Visualization of the most common words
most_word <- sort(rowSums(tdm), decreasing = TRUE)
set.seed(222)
wordcloud(words = names(most_word),
freq = most_word,
max.words = 500,
random.order = F,
min.freq = 3,
colors = brewer.pal(8, 'Dark2'),
scale = c(6, 0.4),
rot.per = 0.7)From the word cloud, we can see that “gun”, “guns”, “ghost”, “violence”, and “said” are the five(5) most important words in the corpus.
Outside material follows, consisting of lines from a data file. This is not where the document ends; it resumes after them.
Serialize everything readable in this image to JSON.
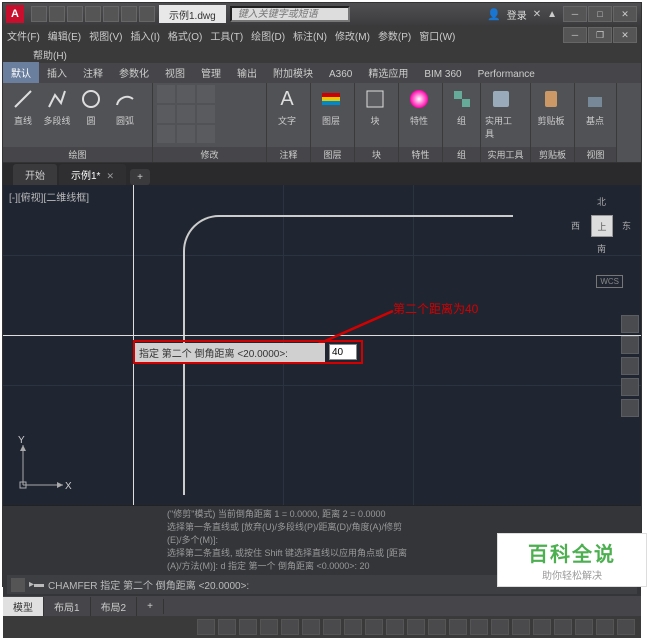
{
  "title": {
    "filename": "示例1.dwg",
    "search_placeholder": "键入关键字或短语",
    "signin": "登录"
  },
  "menus": {
    "file": "文件(F)",
    "edit": "编辑(E)",
    "view": "视图(V)",
    "insert": "插入(I)",
    "format": "格式(O)",
    "tools": "工具(T)",
    "draw": "绘图(D)",
    "dimension": "标注(N)",
    "modify": "修改(M)",
    "param": "参数(P)",
    "window": "窗口(W)",
    "help": "帮助(H)"
  },
  "ribbon_tabs": {
    "default": "默认",
    "insert": "插入",
    "annotate": "注释",
    "param": "参数化",
    "view": "视图",
    "manage": "管理",
    "output": "输出",
    "addins": "附加模块",
    "a360": "A360",
    "featured": "精选应用",
    "bim360": "BIM 360",
    "performance": "Performance"
  },
  "panels": {
    "draw": {
      "line": "直线",
      "polyline": "多段线",
      "circle": "圆",
      "arc": "圆弧",
      "label": "绘图"
    },
    "modify": {
      "label": "修改"
    },
    "annotate": {
      "text": "文字",
      "label": "注释"
    },
    "layer": {
      "name": "图层",
      "label": "图层"
    },
    "block": {
      "name": "块",
      "label": "块"
    },
    "props": {
      "name": "特性",
      "label": "特性"
    },
    "group": {
      "name": "组",
      "label": "组"
    },
    "util": {
      "name": "实用工具",
      "label": "实用工具"
    },
    "clip": {
      "name": "剪贴板",
      "label": "剪贴板"
    },
    "viewbase": {
      "name": "基点",
      "label": "视图"
    }
  },
  "doc_tabs": {
    "start": "开始",
    "doc1": "示例1*"
  },
  "viewport": {
    "label": "[-][俯视][二维线框]"
  },
  "viewcube": {
    "top": "上",
    "n": "北",
    "s": "南",
    "e": "东",
    "w": "西",
    "wcs": "WCS"
  },
  "annotation": "第二个距离为40",
  "prompt": {
    "label": "指定 第二个 倒角距离 <20.0000>:",
    "value": "40"
  },
  "cmd": {
    "h1": "(\"修剪\"模式) 当前倒角距离 1 = 0.0000, 距离 2 = 0.0000",
    "h2": "选择第一条直线或 [放弃(U)/多段线(P)/距离(D)/角度(A)/修剪",
    "h3": "(E)/多个(M)]:",
    "h4": "选择第二条直线, 或按住 Shift 键选择直线以应用角点或 [距离",
    "h5": "(A)/方法(M)]: d 指定 第一个 倒角距离 <0.0000>: 20",
    "current": "CHAMFER 指定 第二个 倒角距离 <20.0000>:"
  },
  "model_tabs": {
    "model": "模型",
    "layout1": "布局1",
    "layout2": "布局2"
  },
  "ucs": {
    "x": "X",
    "y": "Y"
  },
  "watermark": {
    "title": "百科全说",
    "sub": "助你轻松解决"
  }
}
The sentiment lexicon used is the syuzhet package which will pull out the eight basic emotions as well as positive and negative sentiment from the selected newspaper articles. The expanding accessibility of ghost guns (aka: homemade weapons, or do-it-yourself guns) in our communities may create disparity where negative and positive sentiments are equally influential on emotions. The highest three emotions: fear, anger, and trust, also indicates the level of intensity a ghost gun as a firearm.
# get sentiment lexicon
sentiment <- get_nrc_sentiment(df$word)
# display the table of sentiments
head(sentiment, 5)## anger anticipation disgust fear joy sadness surprise trust negative positive
## 1 1 0 0 1 0 0 0 0 1 0
## 2 0 0 0 0 0 0 0 0 0 0
## 3 0 0 0 1 0 0 0 0 0 0
## 4 0 0 0 0 0 0 0 0 0 0
## 5 1 0 0 1 0 1 0 0 1 0
# Barplot
barplot(colSums(sentiment),
las = 2,
col = rainbow(10),
ylab = 'Count',
main = 'Sentiment Scores Issue')
From the analysis using the dataset from GVA, we found that there has been an overall upward trend in mass shootings incidents in the United States from 2014 to present with a major increase from 2019 to 2020. Also, we found that the months of July and June have the most incidents of mass shootings. Furthermore, there are more mass shootings on Sundays and Saturdays (weekends) than other weekdays. In addition, Illinois (Chicago), California, Texas, Florida, and New York are the top states with the most incidents of mass shootings, and there is an average of 5 - 6 victims per mass shooting incident. Also from the sentiment analysis of the three political views towards ghost guns, the sentiment scores shows a high intensity of fear and it signals that society recognizes the influence ghost guns play in mass shootings, as an undetectable, unregulated, firearm. Although the federal Bureau of Alcohol, Tobacco, and Firearms (ATF) and state agencies enforces gun laws, ghost guns are not defined as " a firearm".